Medicare beneficiaries are, by definition, older adults - disproportionately affected by chronic disease, mobility limitations, and geographic distance from specialists. For these populations, telehealth is not a convenience but often a necessity. A patient with severe arthritis who cannot drive long distances for a routine diabetes management visit is not substituting telehealth for an equivalent in-person experience - telehealth may be the only realistic option for maintaining regular clinical contact.

The authors warn that rolling back telehealth flexibilities may reduce access and strain health systems already facing high demand for in-person appointments.
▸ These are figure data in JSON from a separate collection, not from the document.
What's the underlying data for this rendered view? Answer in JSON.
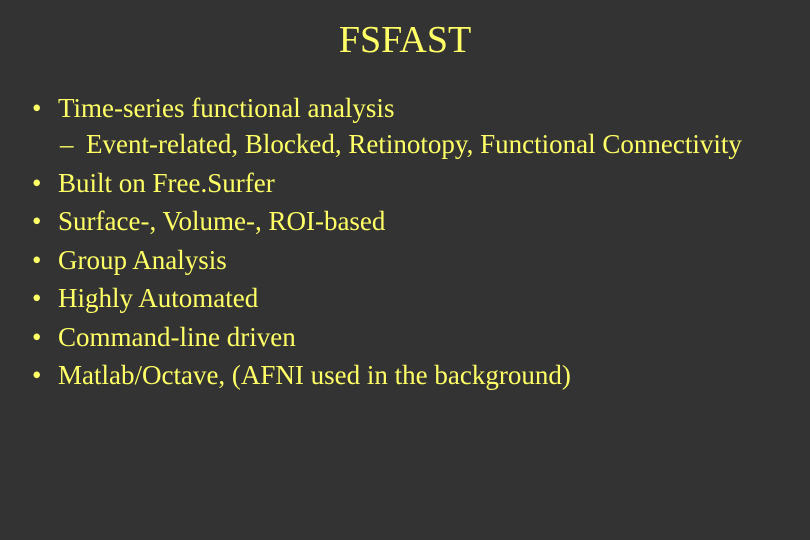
{
  "background_color": "#333333",
  "text_color": "#ffff66",
  "font_family": "Times New Roman",
  "title": "FSFAST",
  "title_fontsize": 38,
  "body_fontsize": 27,
  "bullets": [
    {
      "text": "Time-series functional analysis",
      "sub": [
        "Event-related, Blocked, Retinotopy, Functional Connectivity"
      ]
    },
    {
      "text": "Built on Free.Surfer"
    },
    {
      "text": "Surface-, Volume-, ROI-based"
    },
    {
      "text": "Group Analysis"
    },
    {
      "text": "Highly Automated"
    },
    {
      "text": "Command-line driven"
    },
    {
      "text": "Matlab/Octave, (AFNI used in the background)"
    }
  ]
}
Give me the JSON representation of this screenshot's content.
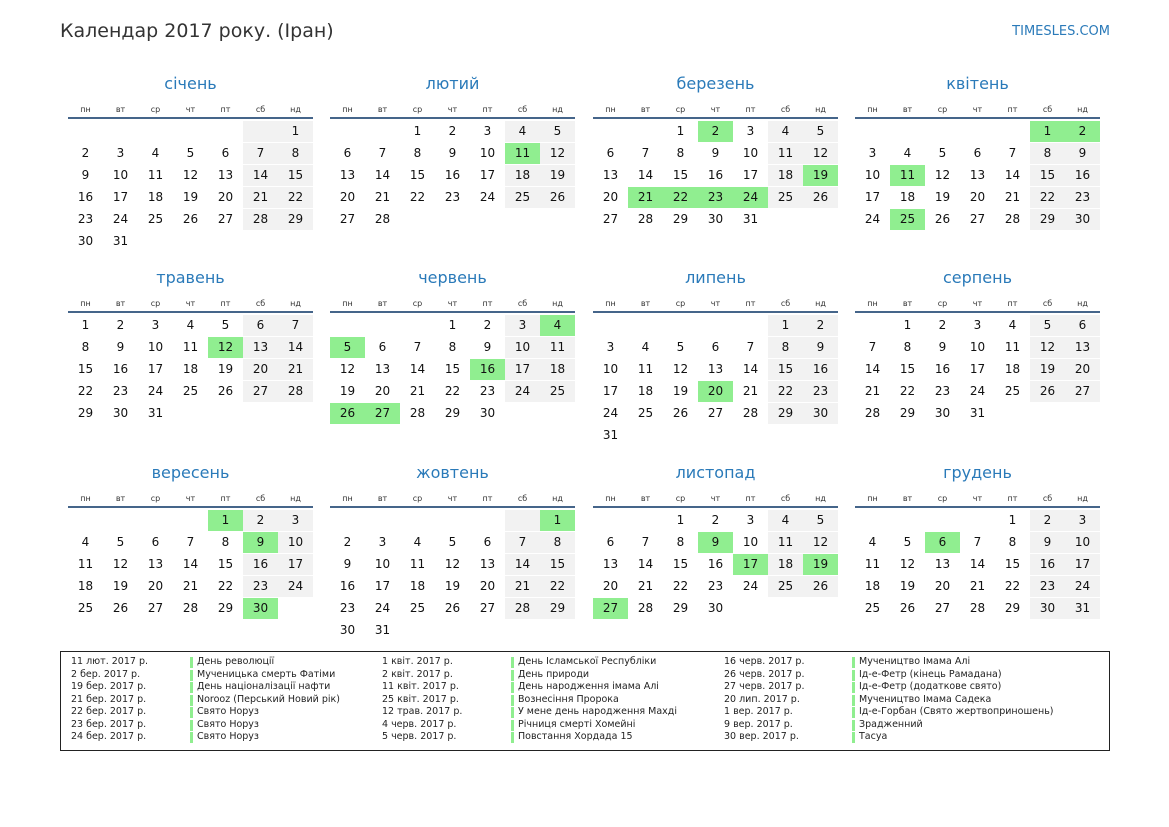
{
  "header": {
    "title": "Календар 2017 року. (Іран)",
    "site": "TIMESLES.COM"
  },
  "weekdays": [
    "пн",
    "вт",
    "ср",
    "чт",
    "пт",
    "сб",
    "нд"
  ],
  "months": [
    {
      "name": "січень",
      "holidays": [],
      "weeks": [
        [
          null,
          null,
          null,
          null,
          null,
          null,
          1
        ],
        [
          2,
          3,
          4,
          5,
          6,
          7,
          8
        ],
        [
          9,
          10,
          11,
          12,
          13,
          14,
          15
        ],
        [
          16,
          17,
          18,
          19,
          20,
          21,
          22
        ],
        [
          23,
          24,
          25,
          26,
          27,
          28,
          29
        ],
        [
          30,
          31
        ]
      ]
    },
    {
      "name": "лютий",
      "holidays": [
        11
      ],
      "weeks": [
        [
          null,
          null,
          1,
          2,
          3,
          4,
          5
        ],
        [
          6,
          7,
          8,
          9,
          10,
          11,
          12
        ],
        [
          13,
          14,
          15,
          16,
          17,
          18,
          19
        ],
        [
          20,
          21,
          22,
          23,
          24,
          25,
          26
        ],
        [
          27,
          28
        ]
      ]
    },
    {
      "name": "березень",
      "holidays": [
        2,
        19,
        21,
        22,
        23,
        24
      ],
      "weeks": [
        [
          null,
          null,
          1,
          2,
          3,
          4,
          5
        ],
        [
          6,
          7,
          8,
          9,
          10,
          11,
          12
        ],
        [
          13,
          14,
          15,
          16,
          17,
          18,
          19
        ],
        [
          20,
          21,
          22,
          23,
          24,
          25,
          26
        ],
        [
          27,
          28,
          29,
          30,
          31
        ]
      ]
    },
    {
      "name": "квітень",
      "holidays": [
        1,
        2,
        11,
        25
      ],
      "weeks": [
        [
          null,
          null,
          null,
          null,
          null,
          1,
          2
        ],
        [
          3,
          4,
          5,
          6,
          7,
          8,
          9
        ],
        [
          10,
          11,
          12,
          13,
          14,
          15,
          16
        ],
        [
          17,
          18,
          19,
          20,
          21,
          22,
          23
        ],
        [
          24,
          25,
          26,
          27,
          28,
          29,
          30
        ]
      ]
    },
    {
      "name": "травень",
      "holidays": [
        12
      ],
      "weeks": [
        [
          1,
          2,
          3,
          4,
          5,
          6,
          7
        ],
        [
          8,
          9,
          10,
          11,
          12,
          13,
          14
        ],
        [
          15,
          16,
          17,
          18,
          19,
          20,
          21
        ],
        [
          22,
          23,
          24,
          25,
          26,
          27,
          28
        ],
        [
          29,
          30,
          31
        ]
      ]
    },
    {
      "name": "червень",
      "holidays": [
        4,
        5,
        16,
        26,
        27
      ],
      "weeks": [
        [
          null,
          null,
          null,
          1,
          2,
          3,
          4
        ],
        [
          5,
          6,
          7,
          8,
          9,
          10,
          11
        ],
        [
          12,
          13,
          14,
          15,
          16,
          17,
          18
        ],
        [
          19,
          20,
          21,
          22,
          23,
          24,
          25
        ],
        [
          26,
          27,
          28,
          29,
          30
        ]
      ]
    },
    {
      "name": "липень",
      "holidays": [
        20
      ],
      "weeks": [
        [
          null,
          null,
          null,
          null,
          null,
          1,
          2
        ],
        [
          3,
          4,
          5,
          6,
          7,
          8,
          9
        ],
        [
          10,
          11,
          12,
          13,
          14,
          15,
          16
        ],
        [
          17,
          18,
          19,
          20,
          21,
          22,
          23
        ],
        [
          24,
          25,
          26,
          27,
          28,
          29,
          30
        ],
        [
          31
        ]
      ]
    },
    {
      "name": "серпень",
      "holidays": [],
      "weeks": [
        [
          null,
          1,
          2,
          3,
          4,
          5,
          6
        ],
        [
          7,
          8,
          9,
          10,
          11,
          12,
          13
        ],
        [
          14,
          15,
          16,
          17,
          18,
          19,
          20
        ],
        [
          21,
          22,
          23,
          24,
          25,
          26,
          27
        ],
        [
          28,
          29,
          30,
          31
        ]
      ]
    },
    {
      "name": "вересень",
      "holidays": [
        1,
        9,
        30
      ],
      "weeks": [
        [
          null,
          null,
          null,
          null,
          1,
          2,
          3
        ],
        [
          4,
          5,
          6,
          7,
          8,
          9,
          10
        ],
        [
          11,
          12,
          13,
          14,
          15,
          16,
          17
        ],
        [
          18,
          19,
          20,
          21,
          22,
          23,
          24
        ],
        [
          25,
          26,
          27,
          28,
          29,
          30
        ]
      ]
    },
    {
      "name": "жовтень",
      "holidays": [
        1
      ],
      "weeks": [
        [
          null,
          null,
          null,
          null,
          null,
          null,
          1
        ],
        [
          2,
          3,
          4,
          5,
          6,
          7,
          8
        ],
        [
          9,
          10,
          11,
          12,
          13,
          14,
          15
        ],
        [
          16,
          17,
          18,
          19,
          20,
          21,
          22
        ],
        [
          23,
          24,
          25,
          26,
          27,
          28,
          29
        ],
        [
          30,
          31
        ]
      ]
    },
    {
      "name": "листопад",
      "holidays": [
        9,
        17,
        19,
        27
      ],
      "weeks": [
        [
          null,
          null,
          1,
          2,
          3,
          4,
          5
        ],
        [
          6,
          7,
          8,
          9,
          10,
          11,
          12
        ],
        [
          13,
          14,
          15,
          16,
          17,
          18,
          19
        ],
        [
          20,
          21,
          22,
          23,
          24,
          25,
          26
        ],
        [
          27,
          28,
          29,
          30
        ]
      ]
    },
    {
      "name": "грудень",
      "holidays": [
        6
      ],
      "weeks": [
        [
          null,
          null,
          null,
          null,
          1,
          2,
          3
        ],
        [
          4,
          5,
          6,
          7,
          8,
          9,
          10
        ],
        [
          11,
          12,
          13,
          14,
          15,
          16,
          17
        ],
        [
          18,
          19,
          20,
          21,
          22,
          23,
          24
        ],
        [
          25,
          26,
          27,
          28,
          29,
          30,
          31
        ]
      ]
    }
  ],
  "holiday_list": [
    [
      [
        "11 лют. 2017 р.",
        "День революції"
      ],
      [
        "2 бер. 2017 р.",
        "Мученицька смерть Фатіми"
      ],
      [
        "19 бер. 2017 р.",
        "День націоналізації нафти"
      ],
      [
        "21 бер. 2017 р.",
        "Norooz (Перський Новий рік)"
      ],
      [
        "22 бер. 2017 р.",
        "Свято Норуз"
      ],
      [
        "23 бер. 2017 р.",
        "Свято Норуз"
      ],
      [
        "24 бер. 2017 р.",
        "Свято Норуз"
      ]
    ],
    [
      [
        "1 квіт. 2017 р.",
        "День Ісламської Республіки"
      ],
      [
        "2 квіт. 2017 р.",
        "День природи"
      ],
      [
        "11 квіт. 2017 р.",
        "День народження імама Алі"
      ],
      [
        "25 квіт. 2017 р.",
        "Вознесіння Пророка"
      ],
      [
        "12 трав. 2017 р.",
        "У мене день народження Махді"
      ],
      [
        "4 черв. 2017 р.",
        "Річниця смерті Хомейні"
      ],
      [
        "5 черв. 2017 р.",
        "Повстання Хордада 15"
      ]
    ],
    [
      [
        "16 черв. 2017 р.",
        "Мучеництво Імама Алі"
      ],
      [
        "26 черв. 2017 р.",
        "Ід-е-Фетр (кінець Рамадана)"
      ],
      [
        "27 черв. 2017 р.",
        "Ід-е-Фетр (додаткове свято)"
      ],
      [
        "20 лип. 2017 р.",
        "Мучеництво Імама Садека"
      ],
      [
        "1 вер. 2017 р.",
        "Ід-е-Горбан (Свято жертвоприношень)"
      ],
      [
        "9 вер. 2017 р.",
        "Зрадженний"
      ],
      [
        "30 вер. 2017 р.",
        "Тасуа"
      ]
    ]
  ]
}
When telehealth visits disappear, some patients cancel appointments entirely; others add to waiting lists for in-person slots.

A separate finding: updated VA/DoD asthma guidelines

The same issue of Annals of Internal Medicine publishes an updated joint clinical guideline from the Department of Veterans Affairs and Department of Defense on asthma management. The updated guideline, developed through systematic review of evidence published between July 2018 and May 2024, endorses inhaled corticosteroids (ICS) - alone or paired with a rapid-onset long-acting beta-agonist - as the cornerstone of treatment. Notably, the guideline finds that indoor air filtration devices show little benefit for asthma control, reversing assumptions some patients and clinicians have held about air quality interventions.

The guidelines also confirm that addressing comorbid conditions like GERD and obesity can improve asthma control, and provide clearer criteria for when primary care providers should refer to specialists.

What the telehealth data cannot address

The analysis describes utilization patterns but cannot directly compare clinical outcomes between telehealth and in-person visits for the same conditions. Whether chronic disease outcomes - blood sugar control, blood pressure management - are as good via telehealth as in person remains an open question for specific conditions and populations. The telehealth expansion also occurred during a period of major healthcare disruption, so some utilization patterns may reflect pandemic-era circumstances rather than stable long-term behavior.